Geiselnahme in Köln: Polizei prüft Terror-Hintergrund

Geiselnahme in Köln: Polizei prüft Terror-Hintergrund

  • Ermittlungen nach Geiselnahme im Kölner Hauptbahnhof
  • Polizei schließt terroristischen Hintergrund nicht aus
  • Zeugen können Fotos und Videos auf Polizeiportal laden
Mitarbeiter der Spurensicherung der Polizei arbeiten in einer Apotheke im Hauptbahnhof, in der sich zuvor eine Geiselnahme ereignet hatte.

Spurensicherung am Tatort

Im Kölner Hauptbahnhof werden am Tag nach der Geiselnahme noch Spuren gesichert. Die Polizei versucht herauszufinden, ob die Tat wirklich einen terroristischen Hintergrund hat. Passanten zufolge soll der Geiselnehmer gerufen haben, dass er zur Terrorgruppe IS gehöre.

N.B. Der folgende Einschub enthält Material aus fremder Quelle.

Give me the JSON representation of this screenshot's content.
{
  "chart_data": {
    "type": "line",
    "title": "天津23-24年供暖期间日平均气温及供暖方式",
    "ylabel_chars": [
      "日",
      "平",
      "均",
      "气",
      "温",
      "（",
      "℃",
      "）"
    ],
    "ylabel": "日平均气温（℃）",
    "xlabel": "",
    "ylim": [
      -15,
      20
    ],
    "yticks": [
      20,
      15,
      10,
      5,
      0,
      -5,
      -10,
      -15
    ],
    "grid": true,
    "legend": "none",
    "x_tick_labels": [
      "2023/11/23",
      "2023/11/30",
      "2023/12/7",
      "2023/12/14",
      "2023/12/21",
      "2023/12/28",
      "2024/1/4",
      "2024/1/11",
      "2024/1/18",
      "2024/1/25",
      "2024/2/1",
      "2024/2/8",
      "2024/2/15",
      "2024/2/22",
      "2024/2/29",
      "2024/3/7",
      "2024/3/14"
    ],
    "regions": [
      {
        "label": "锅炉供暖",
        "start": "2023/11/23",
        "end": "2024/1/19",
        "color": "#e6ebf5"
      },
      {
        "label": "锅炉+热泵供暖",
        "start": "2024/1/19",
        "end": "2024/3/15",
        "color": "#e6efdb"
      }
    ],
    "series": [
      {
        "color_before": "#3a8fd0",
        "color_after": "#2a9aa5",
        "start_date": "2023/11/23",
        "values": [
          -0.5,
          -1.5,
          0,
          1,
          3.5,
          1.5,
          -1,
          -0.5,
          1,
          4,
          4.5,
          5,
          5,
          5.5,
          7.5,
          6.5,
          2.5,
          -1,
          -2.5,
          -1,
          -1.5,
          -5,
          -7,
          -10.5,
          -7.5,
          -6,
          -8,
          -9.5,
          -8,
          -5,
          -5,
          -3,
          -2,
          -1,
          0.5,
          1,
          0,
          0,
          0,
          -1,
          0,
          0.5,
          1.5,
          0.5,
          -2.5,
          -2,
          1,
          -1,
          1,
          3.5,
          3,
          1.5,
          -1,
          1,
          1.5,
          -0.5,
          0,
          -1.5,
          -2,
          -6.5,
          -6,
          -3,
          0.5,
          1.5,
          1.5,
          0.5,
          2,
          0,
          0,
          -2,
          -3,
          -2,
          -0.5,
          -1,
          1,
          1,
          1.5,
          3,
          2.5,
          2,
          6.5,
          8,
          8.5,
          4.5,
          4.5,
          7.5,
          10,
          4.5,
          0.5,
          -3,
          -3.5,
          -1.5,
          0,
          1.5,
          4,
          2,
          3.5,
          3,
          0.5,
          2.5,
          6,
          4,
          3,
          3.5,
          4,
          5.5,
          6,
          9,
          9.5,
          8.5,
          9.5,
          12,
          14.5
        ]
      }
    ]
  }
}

NRW-Innenminister Herbert Reul (CDU) sagte dem WDR: "Derzeit wird mit Hochdruck ermittelt, um die Hintergründe der Tat schnellstmöglich aufzuklären."

Durchsuchung in Köln

Die Ermittler suchen nach Hinweisen auf Kontakte des Geiselnehmers zu der Terrororganisation IS. In Köln sei eine Wohnung durchsucht und Beweismittel sichergestellt worden, sagte eine Polizeisprecherin am Dienstagmittag (16.10.2018) dem WDR.

Die Anschrift der Wohnung sei im Ausweis vermerkt, der am Tatort gefunden wurde. Nach wie vor sei nicht ganz sicher, ob der Inhaber des Passes mit dem angeschossenen Geiselnehmer identisch sei.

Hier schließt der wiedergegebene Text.